Mr. Reed of the World Resources Institute points to companies such as Xerox, which builds copiers with parts that can be reused in future models.
The EPA last month commended Detroit's three major automakers for their moves to voluntarily remove polychlorinated biphenyls (PCBs) from their electrical equipment. DaimlerChrysler, for example, has eliminated all its transformers and 99 percent of its capacitors that use the toxins. PCBs present a health hazard to people, fish, and wildlife.
One recognized environmental innovator is Interface Inc., an Atlanta-based manufacturer of carpet tiles and other commercial interior products. "For the first 21 years of Interface's existence, I never gave one thought to what we took from or did to the Earth, except to be sure we obeyed all laws and regulations," writes chairman Ray Anderson on the company's Web site.
But in 1994, looking to set the company's vision, he became convinced of the importance of sustainable business practices. Now, the company incorporates recycling and reuse and has started a program leasing instead of selling carpeting. When the customer is done with it, the company comes and picks it up.
Interface can already recapture and reuse 95 percent of the backing and fiber of its latest tile, Solenium. It's aiming for 100 percent. "If successful, we'll spend the rest of our days harvesting yesteryear's carpets, recycling old petrochemicals into new materials, and converting sunlight into energy," Mr. Anderson writes. "Literally, our company will grow by cleaning up the world, not by polluting or degrading it."

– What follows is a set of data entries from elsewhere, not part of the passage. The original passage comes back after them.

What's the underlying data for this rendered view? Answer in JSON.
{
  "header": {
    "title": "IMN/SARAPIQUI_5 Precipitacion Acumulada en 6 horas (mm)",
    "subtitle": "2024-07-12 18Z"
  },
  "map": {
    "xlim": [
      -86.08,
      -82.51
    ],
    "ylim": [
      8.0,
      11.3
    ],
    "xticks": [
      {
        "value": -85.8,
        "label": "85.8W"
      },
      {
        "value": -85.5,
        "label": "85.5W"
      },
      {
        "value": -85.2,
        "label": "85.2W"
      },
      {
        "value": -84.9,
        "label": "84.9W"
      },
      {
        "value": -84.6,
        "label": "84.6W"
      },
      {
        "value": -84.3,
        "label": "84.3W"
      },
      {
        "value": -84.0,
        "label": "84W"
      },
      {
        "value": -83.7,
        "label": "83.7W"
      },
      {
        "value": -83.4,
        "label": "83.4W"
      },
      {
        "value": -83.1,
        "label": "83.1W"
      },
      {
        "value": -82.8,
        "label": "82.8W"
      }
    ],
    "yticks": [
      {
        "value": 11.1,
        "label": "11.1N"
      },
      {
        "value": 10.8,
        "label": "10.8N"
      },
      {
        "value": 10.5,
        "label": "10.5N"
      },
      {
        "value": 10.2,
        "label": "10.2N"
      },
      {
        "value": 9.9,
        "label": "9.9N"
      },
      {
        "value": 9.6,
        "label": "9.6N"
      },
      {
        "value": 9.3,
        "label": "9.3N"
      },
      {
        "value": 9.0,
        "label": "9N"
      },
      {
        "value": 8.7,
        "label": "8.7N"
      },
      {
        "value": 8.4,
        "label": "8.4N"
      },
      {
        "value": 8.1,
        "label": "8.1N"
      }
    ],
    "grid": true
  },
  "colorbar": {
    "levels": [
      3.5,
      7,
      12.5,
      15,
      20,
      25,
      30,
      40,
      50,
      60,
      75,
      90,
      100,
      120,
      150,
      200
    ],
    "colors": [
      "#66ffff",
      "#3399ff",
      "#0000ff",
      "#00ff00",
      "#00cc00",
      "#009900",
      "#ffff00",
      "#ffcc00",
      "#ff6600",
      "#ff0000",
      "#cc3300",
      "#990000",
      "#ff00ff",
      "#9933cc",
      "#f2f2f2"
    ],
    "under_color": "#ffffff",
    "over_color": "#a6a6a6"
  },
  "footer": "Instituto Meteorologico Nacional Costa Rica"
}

Another company with a zero-emission, zero-waste goal is DuPont. The Wilmington, Del., firm hasn't set a deadline yet. But last September it announced that by 2010, it plans to reduce its carbon-equivalent greenhouse-gas emissions by 65 percent, use no more energy than it did in 1990, and fuel 10 percent of its energy needs with renewable resources. (At the moment, such a move would cost an extra $60 million to $90 million a year.)
The company has also said that by 2010 a quarter of its revenues will come from renewable resources, up from 5 percent today. In the early 1970s, "DuPont was a compliance company," says Dawn Rittenhouse, the firm's business sustainability manger. But "it's no longer OK to make incremental improvements."
Companies still have to make tradeoffs, at times, in deciding how much they're willing to spend to clean up after themselves. Last September, Goodyear Tire & Rubber announced it had patented a process to devulcanize the rubber in old tires and reuse it to make new ones.
But the company has not yet figured out whether its laboratory process can be scaled up into a commercially viable business. Until it does, Goodyear continues to emphasize current programs that shred tires to burn them for fuel or make them into railroad crossings and auto floor mats. Three out of every four tires that come off American cars are reused in some way. But if the company's new process takes off, landfills and scrap yards could be cleared of millions of old tires while reducing demand for new rubber.
"It's going to be a very difficult road to get to," cautions Jim Whiteley, vice president of global product and process quality for the Akron, Ohio-based tiremaker. But "we certainly want to be known as environmentally friendly.... Good business is being a good corporate citizen."